New intranasal RNA therapy shows promise in boosting memory and reducing anxiety, by decreasing the activity of a specific serotonin receptor in the brain, leading to significant improvements in memory and reductions in anxiety-like behaviors in rodent models.

I’ve linked to the news release in the post above. In this comment, for those interested, here’s the link to the peer reviewed journal article:

https://gp.genomicpress.com/wp-content/uploads/2024/08/GP0043-Rohn-2024.pdf

From the linked article:

A recent study published in Genomic Psychiatry has unveiled a promising new therapy that may help improve memory and reduce anxiety. The study, conducted by scientists at Cognigenics, explores the potential of an innovative intranasal treatment known as COG-201. This therapy uses RNA-based technology to decrease the activity of a specific serotonin receptor in the brain, leading to significant improvements in memory and reductions in anxiety-like behaviors in rodent models.

The study used COG-201, an intranasal therapy based on short hairpin RNA (shRNA). This RNA molecule is designed to interfere with the expression of the serotonin 5-HT2A receptor gene, reducing its activity in the brain. The therapy was administered through a nasal spray, making it non-invasive and potentially easy to use in future clinical settings.

To evaluate the therapy’s effects, the researchers conducted experiments on animal models, specifically mice and rats. They first developed a shRNA designed to reduce the production of the serotonin 5-HT2A receptor by targeting its gene, HTR2A. The treatment was delivered using an adeno-associated virus (AAV9) vector, which served as a carrier to transport the shRNA into the neurons.
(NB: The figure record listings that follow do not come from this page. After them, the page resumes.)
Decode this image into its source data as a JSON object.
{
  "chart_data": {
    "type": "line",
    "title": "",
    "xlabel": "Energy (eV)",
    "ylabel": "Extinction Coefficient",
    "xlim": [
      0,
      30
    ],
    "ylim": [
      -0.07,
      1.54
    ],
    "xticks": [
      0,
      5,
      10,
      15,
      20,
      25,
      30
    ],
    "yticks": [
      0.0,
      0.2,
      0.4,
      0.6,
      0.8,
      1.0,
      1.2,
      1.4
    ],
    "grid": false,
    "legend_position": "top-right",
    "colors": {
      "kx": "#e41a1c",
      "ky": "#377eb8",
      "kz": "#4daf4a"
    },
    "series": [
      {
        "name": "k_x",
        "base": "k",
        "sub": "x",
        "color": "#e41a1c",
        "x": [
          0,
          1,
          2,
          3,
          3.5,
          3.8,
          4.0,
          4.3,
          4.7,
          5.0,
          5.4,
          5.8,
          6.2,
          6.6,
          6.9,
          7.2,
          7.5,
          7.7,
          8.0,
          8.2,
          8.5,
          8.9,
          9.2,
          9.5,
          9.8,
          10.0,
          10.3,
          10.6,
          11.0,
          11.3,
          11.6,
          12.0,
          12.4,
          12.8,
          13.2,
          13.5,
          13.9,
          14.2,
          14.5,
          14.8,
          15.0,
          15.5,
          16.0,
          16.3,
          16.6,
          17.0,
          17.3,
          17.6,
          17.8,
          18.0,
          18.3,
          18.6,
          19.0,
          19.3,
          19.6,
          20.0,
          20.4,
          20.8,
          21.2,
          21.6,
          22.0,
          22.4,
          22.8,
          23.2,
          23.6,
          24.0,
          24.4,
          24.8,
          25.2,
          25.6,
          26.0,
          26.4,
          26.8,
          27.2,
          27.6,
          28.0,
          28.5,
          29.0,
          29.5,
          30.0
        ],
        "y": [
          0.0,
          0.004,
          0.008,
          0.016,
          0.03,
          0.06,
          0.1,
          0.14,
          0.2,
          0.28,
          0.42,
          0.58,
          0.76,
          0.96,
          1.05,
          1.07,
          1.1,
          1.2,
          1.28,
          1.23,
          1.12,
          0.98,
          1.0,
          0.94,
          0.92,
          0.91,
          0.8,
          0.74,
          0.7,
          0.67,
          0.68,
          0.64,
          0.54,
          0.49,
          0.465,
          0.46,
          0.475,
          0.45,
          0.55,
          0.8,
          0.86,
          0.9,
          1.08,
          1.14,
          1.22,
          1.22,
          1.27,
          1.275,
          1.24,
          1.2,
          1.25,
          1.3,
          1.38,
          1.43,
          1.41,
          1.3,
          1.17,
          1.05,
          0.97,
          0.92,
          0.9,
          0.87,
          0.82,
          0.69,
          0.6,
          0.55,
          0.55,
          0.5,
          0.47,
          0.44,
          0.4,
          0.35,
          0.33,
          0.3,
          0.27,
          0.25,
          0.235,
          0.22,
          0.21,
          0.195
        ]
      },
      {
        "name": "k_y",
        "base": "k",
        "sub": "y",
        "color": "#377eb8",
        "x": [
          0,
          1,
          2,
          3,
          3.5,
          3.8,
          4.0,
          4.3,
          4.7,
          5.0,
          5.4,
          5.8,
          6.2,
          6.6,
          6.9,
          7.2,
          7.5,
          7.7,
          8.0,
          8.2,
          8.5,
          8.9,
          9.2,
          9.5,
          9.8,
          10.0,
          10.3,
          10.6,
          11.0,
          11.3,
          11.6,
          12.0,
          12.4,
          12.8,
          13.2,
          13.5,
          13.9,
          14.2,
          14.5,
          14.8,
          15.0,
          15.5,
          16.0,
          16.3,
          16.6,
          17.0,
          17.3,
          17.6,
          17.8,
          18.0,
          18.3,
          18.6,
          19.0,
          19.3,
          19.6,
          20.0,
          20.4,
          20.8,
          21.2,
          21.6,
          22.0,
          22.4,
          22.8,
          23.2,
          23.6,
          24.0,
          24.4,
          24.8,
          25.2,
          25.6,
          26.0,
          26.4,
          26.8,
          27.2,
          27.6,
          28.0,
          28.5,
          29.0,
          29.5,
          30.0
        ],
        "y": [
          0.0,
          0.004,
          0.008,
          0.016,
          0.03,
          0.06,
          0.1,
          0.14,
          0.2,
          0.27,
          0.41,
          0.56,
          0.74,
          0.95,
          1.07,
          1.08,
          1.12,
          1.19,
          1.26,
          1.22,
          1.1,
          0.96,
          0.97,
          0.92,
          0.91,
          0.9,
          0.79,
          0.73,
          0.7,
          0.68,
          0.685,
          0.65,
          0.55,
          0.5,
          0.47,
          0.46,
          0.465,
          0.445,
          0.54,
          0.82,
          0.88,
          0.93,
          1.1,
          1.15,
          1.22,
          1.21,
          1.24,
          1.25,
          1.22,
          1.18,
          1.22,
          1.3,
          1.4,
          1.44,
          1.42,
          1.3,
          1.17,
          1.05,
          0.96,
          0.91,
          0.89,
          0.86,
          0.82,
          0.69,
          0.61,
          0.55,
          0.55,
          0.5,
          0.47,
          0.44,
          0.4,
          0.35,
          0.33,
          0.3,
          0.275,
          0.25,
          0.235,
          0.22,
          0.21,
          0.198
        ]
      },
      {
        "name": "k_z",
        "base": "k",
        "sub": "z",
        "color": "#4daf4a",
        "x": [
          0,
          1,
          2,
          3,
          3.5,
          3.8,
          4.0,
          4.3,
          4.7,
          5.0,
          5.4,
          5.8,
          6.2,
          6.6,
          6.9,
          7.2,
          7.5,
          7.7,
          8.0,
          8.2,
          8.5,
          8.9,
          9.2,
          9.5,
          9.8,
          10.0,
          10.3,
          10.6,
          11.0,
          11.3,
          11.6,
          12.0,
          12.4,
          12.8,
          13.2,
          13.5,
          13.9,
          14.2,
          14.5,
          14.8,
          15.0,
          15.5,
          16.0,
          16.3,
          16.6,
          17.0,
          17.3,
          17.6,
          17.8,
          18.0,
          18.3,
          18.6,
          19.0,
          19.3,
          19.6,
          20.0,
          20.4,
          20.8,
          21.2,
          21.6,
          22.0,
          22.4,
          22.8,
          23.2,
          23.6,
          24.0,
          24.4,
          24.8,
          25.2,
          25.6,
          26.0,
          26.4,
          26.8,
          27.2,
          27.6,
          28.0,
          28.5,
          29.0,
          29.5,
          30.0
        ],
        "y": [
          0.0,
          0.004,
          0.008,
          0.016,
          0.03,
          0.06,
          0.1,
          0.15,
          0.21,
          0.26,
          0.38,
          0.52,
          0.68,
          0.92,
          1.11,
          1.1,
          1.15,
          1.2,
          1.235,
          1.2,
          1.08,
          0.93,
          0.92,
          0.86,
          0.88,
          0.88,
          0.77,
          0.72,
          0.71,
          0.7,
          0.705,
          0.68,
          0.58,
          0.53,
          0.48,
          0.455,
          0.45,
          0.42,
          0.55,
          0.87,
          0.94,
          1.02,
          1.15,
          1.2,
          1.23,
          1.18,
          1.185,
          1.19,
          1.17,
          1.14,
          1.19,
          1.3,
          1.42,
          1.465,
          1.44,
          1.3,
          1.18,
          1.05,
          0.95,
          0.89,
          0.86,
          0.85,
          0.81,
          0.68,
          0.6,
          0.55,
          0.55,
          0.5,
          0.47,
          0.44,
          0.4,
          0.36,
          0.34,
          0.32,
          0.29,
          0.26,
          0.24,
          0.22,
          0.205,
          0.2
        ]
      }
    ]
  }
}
The results of the study were promising. Animals treated with COG-201 displayed significant improvements in memory and reductions in anxiety-like behaviors. In the novel object recognition test, treated rats spent considerably more time exploring new objects compared to untreated animals, indicating better memory retention. The researchers calculated a discrimination index, a measure of memory performance, and found that the treated group scored 22.5% higher than the control group, which exhibited a negative score.

On the anxiety front, the treated animals showed reduced anxiety-like behaviors in anxiety-inducing environments. This suggested that COG-201 may have a dual benefit: improving memory while also alleviating anxiety.

The molecular data supported these behavioral findings. The researchers confirmed that the intranasal delivery of COG-201 effectively reduced the expression of the serotonin 5-HT2A receptor in the brains of both mice and rats. There was a 38% reduction in receptor mRNA levels and a corresponding 34% decrease in receptor protein levels in treated neurons. This knockdown of receptor expression was directly linked to changes in neuronal activity. Neurons in treated animals showed a decrease in electrical activity, which aligns with the theory that reducing serotonin 5-HT2A receptor activity could dampen the excitatory signals that contribute to anxiety and memory deficits.